Bank chief issues stark warning on rating
Posted by meb at August 27th, 2008
Although foreign investors inflow to Turkey has been rising over the past few years, the country’s ‘non-investment grade’ level remains unchanged. This is not only a problem for foreign investors; it also is a problem for all newborn children in Turkey, says Ersin Özince, the Banks Association of Turkey chairman, urging change…
There is no need to grade the Turkish government’s economic performance separately, as Turkey’s current credit rating is already an indicator of its economic report card, according to the chairman of the Banks Association of Turkey.
Both prior to and following the court case to possibly close down the ruling Justice and Development Party, or AKP, Turkey’s credit rating in the eyes of all rating agencies remained at a “non-investment grade” level, said Ersin Özince, the managing director of İşbank, Turkey’s largest publicly traded bank.
“No matter how many foreign investors have entered Turkey in recent years, the situation has yet to change,” Özince said.
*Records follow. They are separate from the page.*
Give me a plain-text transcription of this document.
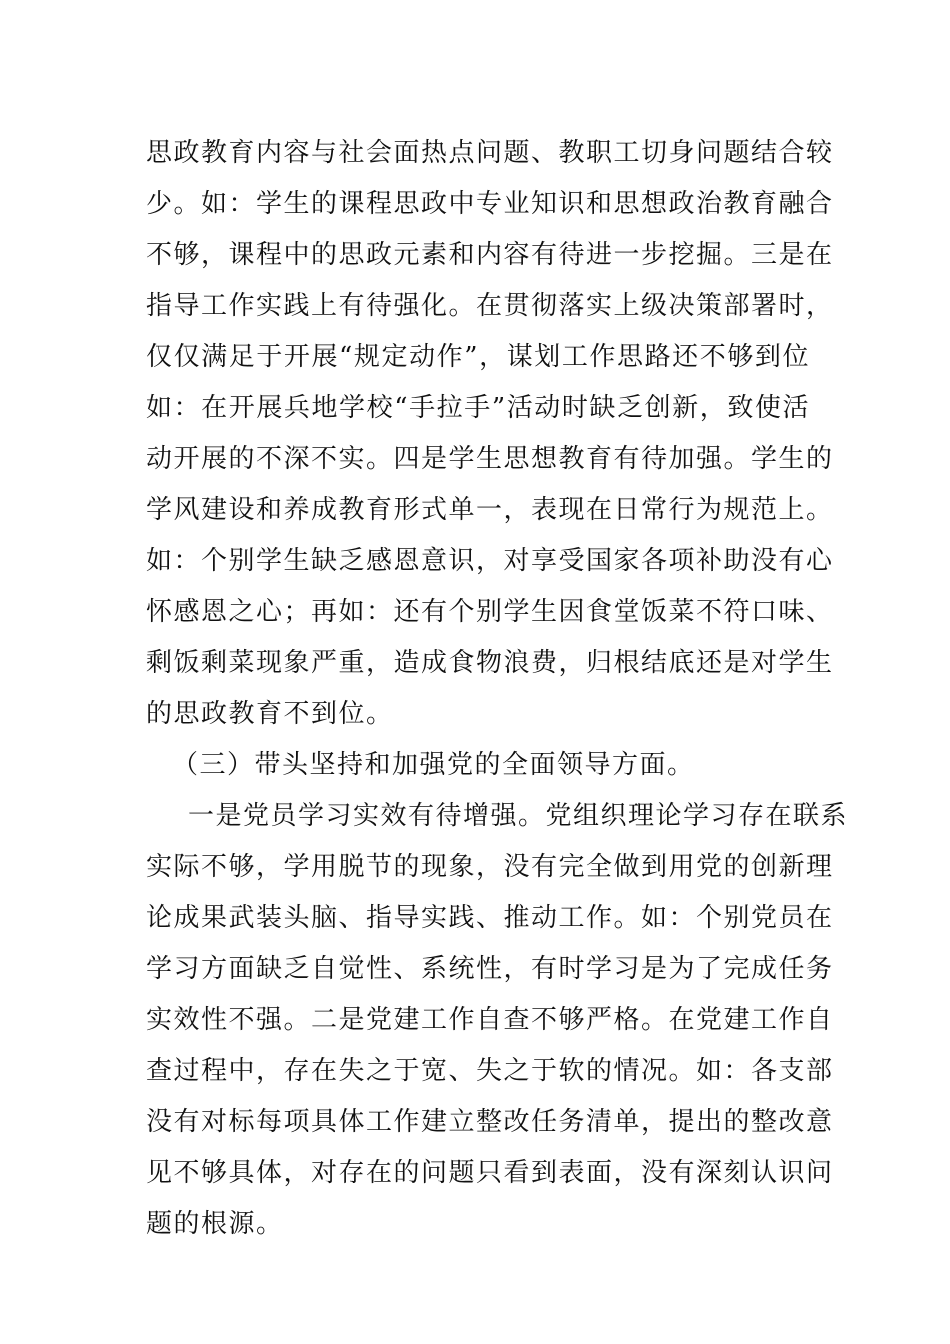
思政教育内容与社会面热点问题、教职工切身问题结合较
少。如：学生的课程思政中专业知识和思想政治教育融合
不够，课程中的思政元素和内容有待进一步挖掘。三是在
指导工作实践上有待强化。在贯彻落实上级决策部署时，
仅仅满足于开展“规定动作”，谋划工作思路还不够到位
如：在开展兵地学校“手拉手”活动时缺乏创新，致使活
动开展的不深不实。四是学生思想教育有待加强。学生的
学风建设和养成教育形式单一，表现在日常行为规范上。
如：个别学生缺乏感恩意识，对享受国家各项补助没有心
怀感恩之心；再如：还有个别学生因食堂饭菜不符口味、
剩饭剩菜现象严重，造成食物浪费，归根结底还是对学生
的思政教育不到位。
（三）带头坚持和加强党的全面领导方面。
一是党员学习实效有待增强。党组织理论学习存在联系
实际不够，学用脱节的现象，没有完全做到用党的创新理
论成果武装头脑、指导实践、推动工作。如：个别党员在
学习方面缺乏自觉性、系统性，有时学习是为了完成任务
实效性不强。二是党建工作自查不够严格。在党建工作自
查过程中，存在失之于宽、失之于软的情况。如：各支部
没有对标每项具体工作建立整改任务清单，提出的整改意
见不够具体，对存在的问题只看到表面，没有深刻认识问
题的根源。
“The unchanging grade of this rating is not just a problem for foreign investors; it also is a problem for all newborn children in Turkey,” he said, adding that other indicators, such as a rise in foreign trade, the number of investors and privatizations, do not, by themselves, make a difference.
“No matter what economic and social programs indicate, I think management that would move Turkey toward [an investment] grade would be successful,” Özince said.
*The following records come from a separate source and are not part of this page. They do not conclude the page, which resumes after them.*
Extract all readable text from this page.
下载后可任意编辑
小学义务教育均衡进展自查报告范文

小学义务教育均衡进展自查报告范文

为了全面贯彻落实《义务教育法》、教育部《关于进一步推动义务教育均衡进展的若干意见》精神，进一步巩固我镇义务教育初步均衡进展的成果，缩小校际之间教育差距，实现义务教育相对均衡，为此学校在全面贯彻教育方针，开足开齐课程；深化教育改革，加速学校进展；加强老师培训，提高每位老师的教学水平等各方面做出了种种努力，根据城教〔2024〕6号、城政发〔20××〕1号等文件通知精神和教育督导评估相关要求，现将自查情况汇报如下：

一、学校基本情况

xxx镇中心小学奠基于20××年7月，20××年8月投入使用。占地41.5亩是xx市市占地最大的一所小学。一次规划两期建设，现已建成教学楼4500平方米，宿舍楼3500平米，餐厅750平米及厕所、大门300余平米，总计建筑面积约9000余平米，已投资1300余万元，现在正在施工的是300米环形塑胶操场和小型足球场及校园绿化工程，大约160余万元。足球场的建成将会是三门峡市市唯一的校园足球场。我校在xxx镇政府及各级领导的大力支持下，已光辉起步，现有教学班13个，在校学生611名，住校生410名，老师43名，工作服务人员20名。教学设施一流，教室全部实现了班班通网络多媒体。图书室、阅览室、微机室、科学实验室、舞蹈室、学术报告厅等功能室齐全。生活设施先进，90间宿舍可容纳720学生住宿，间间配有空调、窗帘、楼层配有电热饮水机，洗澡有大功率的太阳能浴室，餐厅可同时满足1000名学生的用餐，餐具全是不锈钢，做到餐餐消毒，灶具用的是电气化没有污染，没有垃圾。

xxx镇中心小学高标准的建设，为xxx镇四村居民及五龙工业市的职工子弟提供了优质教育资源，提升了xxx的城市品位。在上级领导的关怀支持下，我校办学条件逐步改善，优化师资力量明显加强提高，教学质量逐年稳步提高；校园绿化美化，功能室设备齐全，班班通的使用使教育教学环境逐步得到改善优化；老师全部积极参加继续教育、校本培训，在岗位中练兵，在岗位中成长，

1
Long-term program required
According to Özince, Turkey needs long-term programs. He said a concrete schedule, including economic and social targets, should be announced at certain intervals.
“If some of the developing countries are overtaking us, then we are, relatively, not advancing, he said.
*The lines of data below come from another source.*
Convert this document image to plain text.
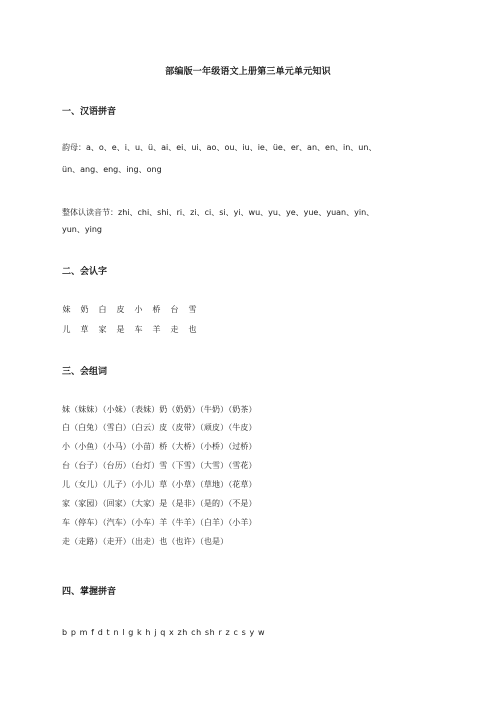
部编版一年级语文上册第三单元单元知识
一、汉语拼音
韵母：a、o、e、i、u、ü、ai、ei、ui、ao、ou、iu、ie、üe、er、an、en、in、un、
ün、ang、eng、ing、ong
整体认读音节：zhi、chi、shi、ri、zi、ci、si、yi、wu、yu、ye、yue、yuan、yin、
yun、ying
二、会认字
妹 奶 白 皮 小 桥 台 雪
儿 草 家 是 车 羊 走 也
三、会组词
妹（妹妹）（小妹）（表妹）奶（奶奶）（牛奶）（奶茶）
白（白兔）（雪白）（白云）皮（皮带）（顽皮）（牛皮）
小（小鱼）（小马）（小苗）桥（大桥）（小桥）（过桥）
台（台子）（台历）（台灯）雪（下雪）（大雪）（雪花）
儿（女儿）（儿子）（小儿）草（小草）（草地）（花草）
家（家园）（回家）（大家）是（是非）（是的）（不是）
车（停车）（汽车）（小车）羊（牛羊）（白羊）（小羊）
走（走路）（走开）（出走）也（也许）（也是）
四、掌握拼音
b p m f d t n l g k h j q x zh ch sh r z c s y w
Turkey significantly benefited from events in recent years, said Özince. However, there is a global economic slowdown and Turkey will certainly be influenced negatively by that slowdown in the global market.
“Apparently, we will experience this process for a while. Furthermore, Turkey does not have many possibilities and – also, apparently – has little intention to create opportunities from this period,” he said.
Growth in banking to continue
Regardless of negative global and domestic conditions, the Turkish banking industry, unlike the country’s overall economy, had significant potential to increase capacity, Özince said.
The development of the banking sector is, as a whole, robust. However, Turkey’s banking industry was still very shallow and small compared to Europe’s, Özince said. The country’s banking sector would continue to grow for years with its capital structures strengthened via more accurate banking rules, as well as improved technology and knowledge, he said.
Answering a question regarding the weaker aspects of Turkish banks, Özince said he did not think Turkish banks have weak aspects.
“At the most, it could be the shallowness of financial markets, the disruption of political and economic stability or that Turkey’s credit rating is not at an investment grade,” he said. “Other issues include the risks banks take in proportion to their strength and in line with their risk management principles. And, the banking authority is regulating and supervising these accordingly.”
İşbank attains high profit
İşbank increased its net profit in the first half of the year by 50 percent to YTL 1.15 billion, compared to the same period last year. The bank’s success in profitability stemmed from changes in policies implemented last year, Özince said.
“We shifted to a slightly different policy as of the third quarter of last year. From our previous aggressive growth policy, we have shifted to a profit and customer-focused strategy,” he said.
“Our profit-oriented strategy has kept us separated from the excessive and unfruitful competition. In particular, we abstained from high-interest fixed deposits. We did not take much of a chance with interest rates in loan interests. As a result, we only experienced market share losses of 1-2 points,” he said.
“However, we displayed a competitive attitude, particularly in our YTL balance sheet. Hence, we were able to keep the balance between the interests we obtain and issue. Consequently, our not pursuing an aggressive policy had a positive impact on our profitability.”
Board urges rating agencies to abide by the rules:
Ratings issued for Turkey by the International Rating Agencies have been a hot topic of discussion for several years. Just last Sunday, the Capital Markets Board of Turkey, or SPK, warned international ratings agencies, such as Standards and Poor’s, Moody’s, Fitch and Riskmetrics, to show “the utmost attention and care” to abide by the SPK’s declaration of rules related to the “Ratings Operations and Ratings Agencies in the Capital Markets.” Fitch’s Long Term Issuer Default Rating for Turkey stands at BB-. The firm says Turkey maintains a “stable” outlook. Moody’s rating for Turkey outlook is also stable and government bonds rating is Ba3. Standard & Poor’s back in January revised its outlook on Turkey, affirming the country’s credit rating at ‘BB-’.